Bo Jin holds the halfway lead in the Asia-Pacific Amateur Championship for the second successive year after staying ahead of a charging Ratchanon ‘TK’ Chantananuwat at the Amata Spring Country Club in Chonburi, Thailand, on Friday.
The 20-year-old Oklahoma State University junior finished with a bogey on the par-4 ninth hole, but he did enough good work in a three-under-par 69 round to keep his nose ahead of local star and the highest-ranked player in the field, world No. 12 Chantananuwat, and Korea’s Wooyoung Cho.
Chantananuwat, who said he felt a slight strain in his body from the moment he got up this morning, made a birdie on the sixth hole and followed it up with a stunning 66-foot eagle putt on the par-5 seventh hole. A 68 took him to nine under par, one behind leader Jin.
Like Jin and Chantananuwat, Cho also started from the 10th tee in the morning. The Korean, who finished tied third with Jin in Dubai last year, was on cruise control with five birdies in the first 11 holes before back-to-back bogeys on hole Nos. 3 and 4 pulled him back. He bounced back with birdies on the sixth and seventh for his 67.
Australia’s Karl Vilips (67) and Japan’s Ryuta Suzuki (69) were also among the early starters and finished the day tied fourth at eight-under par 136. They were joined late in the day by James Leow of Singapore (69) and Australia’s Harrison Crowe, who each carded bogeys at the last.
The cut for the championship fell at even par with a total of 54 players from 17 countries securing their places in tomorrow’s third round.
Jin, brother of the 2015 AAC champion Cheng Jin, is ranked 34th on the WAGR. Last year in Dubai, he was leading after rounds of 70 and 64 and had a strong feeling of déjà vu.
“I am in a great position and am obviously reminded of Dubai. I have played some great golf so far and I hope to do the same over the weekend and finish the job,” said Jin.

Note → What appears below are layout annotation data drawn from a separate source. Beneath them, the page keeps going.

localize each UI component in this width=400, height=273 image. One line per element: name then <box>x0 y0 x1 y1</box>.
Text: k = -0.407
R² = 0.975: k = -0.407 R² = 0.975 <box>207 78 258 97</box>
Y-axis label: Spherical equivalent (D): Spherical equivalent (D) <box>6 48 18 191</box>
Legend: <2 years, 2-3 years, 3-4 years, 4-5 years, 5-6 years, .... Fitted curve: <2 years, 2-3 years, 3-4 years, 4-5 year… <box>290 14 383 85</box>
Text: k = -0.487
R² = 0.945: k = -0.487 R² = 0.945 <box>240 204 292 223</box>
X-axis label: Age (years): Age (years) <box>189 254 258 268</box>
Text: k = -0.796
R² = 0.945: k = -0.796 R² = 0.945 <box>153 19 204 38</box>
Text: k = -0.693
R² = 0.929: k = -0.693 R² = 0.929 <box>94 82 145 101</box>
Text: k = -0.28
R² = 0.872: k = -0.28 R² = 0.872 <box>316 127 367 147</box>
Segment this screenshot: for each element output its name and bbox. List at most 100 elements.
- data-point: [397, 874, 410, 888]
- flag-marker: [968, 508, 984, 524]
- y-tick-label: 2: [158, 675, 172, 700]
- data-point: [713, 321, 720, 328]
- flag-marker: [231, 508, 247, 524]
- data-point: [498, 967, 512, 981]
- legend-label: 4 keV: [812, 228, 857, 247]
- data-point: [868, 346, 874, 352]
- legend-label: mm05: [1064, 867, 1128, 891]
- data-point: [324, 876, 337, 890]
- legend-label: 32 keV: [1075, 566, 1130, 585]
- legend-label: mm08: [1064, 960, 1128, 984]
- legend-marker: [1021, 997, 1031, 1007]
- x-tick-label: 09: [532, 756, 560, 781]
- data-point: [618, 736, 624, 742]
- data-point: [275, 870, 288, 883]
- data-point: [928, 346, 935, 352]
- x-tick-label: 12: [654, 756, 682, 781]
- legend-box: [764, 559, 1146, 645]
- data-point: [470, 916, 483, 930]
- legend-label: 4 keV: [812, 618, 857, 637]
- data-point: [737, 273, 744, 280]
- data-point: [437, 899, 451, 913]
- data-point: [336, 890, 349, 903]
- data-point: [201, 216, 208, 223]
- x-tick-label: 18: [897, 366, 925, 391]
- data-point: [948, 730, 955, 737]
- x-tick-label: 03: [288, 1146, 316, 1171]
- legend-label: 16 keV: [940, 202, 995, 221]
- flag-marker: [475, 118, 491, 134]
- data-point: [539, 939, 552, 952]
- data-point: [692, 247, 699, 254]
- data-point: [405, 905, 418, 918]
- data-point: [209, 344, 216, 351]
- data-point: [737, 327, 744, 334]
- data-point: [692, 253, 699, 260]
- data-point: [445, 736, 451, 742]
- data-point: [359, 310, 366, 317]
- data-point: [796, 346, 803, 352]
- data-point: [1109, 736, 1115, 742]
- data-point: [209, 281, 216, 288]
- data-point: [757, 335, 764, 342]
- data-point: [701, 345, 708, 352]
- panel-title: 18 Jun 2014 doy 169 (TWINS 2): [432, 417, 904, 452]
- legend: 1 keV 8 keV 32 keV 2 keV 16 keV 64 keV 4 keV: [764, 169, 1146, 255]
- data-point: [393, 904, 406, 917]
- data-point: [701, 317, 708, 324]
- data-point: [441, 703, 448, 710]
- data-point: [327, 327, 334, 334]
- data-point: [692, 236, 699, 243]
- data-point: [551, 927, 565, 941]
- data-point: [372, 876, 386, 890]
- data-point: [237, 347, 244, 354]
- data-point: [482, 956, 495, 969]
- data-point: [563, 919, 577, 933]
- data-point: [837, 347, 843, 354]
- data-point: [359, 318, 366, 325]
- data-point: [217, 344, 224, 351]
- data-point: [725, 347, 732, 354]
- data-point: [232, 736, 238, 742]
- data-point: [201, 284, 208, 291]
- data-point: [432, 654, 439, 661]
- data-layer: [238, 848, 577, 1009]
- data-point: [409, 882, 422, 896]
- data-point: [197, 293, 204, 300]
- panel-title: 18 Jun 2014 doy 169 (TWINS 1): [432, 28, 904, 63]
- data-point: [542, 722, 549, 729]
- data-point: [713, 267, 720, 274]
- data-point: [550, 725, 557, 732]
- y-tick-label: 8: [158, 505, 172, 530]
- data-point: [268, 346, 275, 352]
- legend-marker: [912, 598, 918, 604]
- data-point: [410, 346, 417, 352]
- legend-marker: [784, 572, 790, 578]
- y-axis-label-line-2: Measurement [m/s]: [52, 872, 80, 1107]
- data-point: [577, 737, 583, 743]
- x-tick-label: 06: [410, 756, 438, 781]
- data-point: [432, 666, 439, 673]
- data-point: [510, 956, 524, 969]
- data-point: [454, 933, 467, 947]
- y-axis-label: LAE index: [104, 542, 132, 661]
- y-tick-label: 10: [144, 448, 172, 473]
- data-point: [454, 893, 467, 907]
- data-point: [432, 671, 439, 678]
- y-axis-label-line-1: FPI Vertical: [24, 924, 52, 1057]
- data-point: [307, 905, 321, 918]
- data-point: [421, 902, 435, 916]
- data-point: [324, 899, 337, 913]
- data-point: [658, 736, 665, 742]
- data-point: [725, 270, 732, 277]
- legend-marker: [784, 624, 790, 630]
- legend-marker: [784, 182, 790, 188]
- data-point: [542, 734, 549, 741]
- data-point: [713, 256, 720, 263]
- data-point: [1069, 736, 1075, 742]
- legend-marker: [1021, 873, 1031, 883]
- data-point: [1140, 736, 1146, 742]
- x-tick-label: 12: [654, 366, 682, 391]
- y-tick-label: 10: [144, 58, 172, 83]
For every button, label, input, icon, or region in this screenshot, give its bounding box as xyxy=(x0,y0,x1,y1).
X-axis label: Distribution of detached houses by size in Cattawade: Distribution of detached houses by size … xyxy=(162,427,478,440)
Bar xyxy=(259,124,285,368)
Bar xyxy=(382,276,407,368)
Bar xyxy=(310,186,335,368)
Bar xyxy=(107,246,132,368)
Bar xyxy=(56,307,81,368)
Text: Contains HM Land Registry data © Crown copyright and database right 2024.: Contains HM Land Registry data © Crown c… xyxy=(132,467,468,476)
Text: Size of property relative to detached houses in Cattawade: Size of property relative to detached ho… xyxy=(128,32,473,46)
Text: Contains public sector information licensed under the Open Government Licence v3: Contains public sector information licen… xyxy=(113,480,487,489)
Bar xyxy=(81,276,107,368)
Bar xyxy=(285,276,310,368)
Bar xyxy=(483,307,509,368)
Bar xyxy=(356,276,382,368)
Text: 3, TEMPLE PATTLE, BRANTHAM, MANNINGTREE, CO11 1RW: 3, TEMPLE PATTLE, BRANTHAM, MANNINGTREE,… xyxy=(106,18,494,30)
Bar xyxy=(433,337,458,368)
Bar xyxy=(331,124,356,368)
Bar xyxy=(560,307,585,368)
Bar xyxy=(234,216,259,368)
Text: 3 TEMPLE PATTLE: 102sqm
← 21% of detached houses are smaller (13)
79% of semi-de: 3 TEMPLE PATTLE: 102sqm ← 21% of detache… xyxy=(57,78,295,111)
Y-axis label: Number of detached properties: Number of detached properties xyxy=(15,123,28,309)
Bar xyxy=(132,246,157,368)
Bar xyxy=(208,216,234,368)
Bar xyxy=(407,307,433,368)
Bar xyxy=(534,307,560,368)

“I don’t think I played badly during the weekend in Dubai, but Keita (Nakajima) played much better and won. I just need to do my part properly and we will see how it goes after that.”
A wayward drive led to a bogey on the 16th. It took a beautiful tee shot on Amata Spring’s iconic par-3 17th hole to set up a birdie, which steadied his ship.
Déjà vu for TK
The 15-year-old Chantananuwat was also experiencing déjà vu.
“Funnily enough, the last time I had this issue of my body feeling so tight and pain in the neck, was at the SMBC Singapore Open, where four players could get into The 150th Open. And again this week, we are fighting for a place in The Open,” said Chantananuwat.
“I started with a 68 in Singapore and was right up there. I then had a horrible round of 74 which just killed my chances.
“I was worried because I could not get full rotation of body. The way I hit the ball at the range and started my round, I honestly was preparing myself for an 80. And because of that, I am so happy with my 68. I am just one behind right now, and hopefully, will be in a better condition to battle it out over the weekend.”
There were some incredible results for the region when Subash Tamang (70) became the first player from Nepal to make the cut in the history of the championship on even par, followed moments later by Jantai Malataev (69) on two under par achieving the same feat for Kyrgyzstan.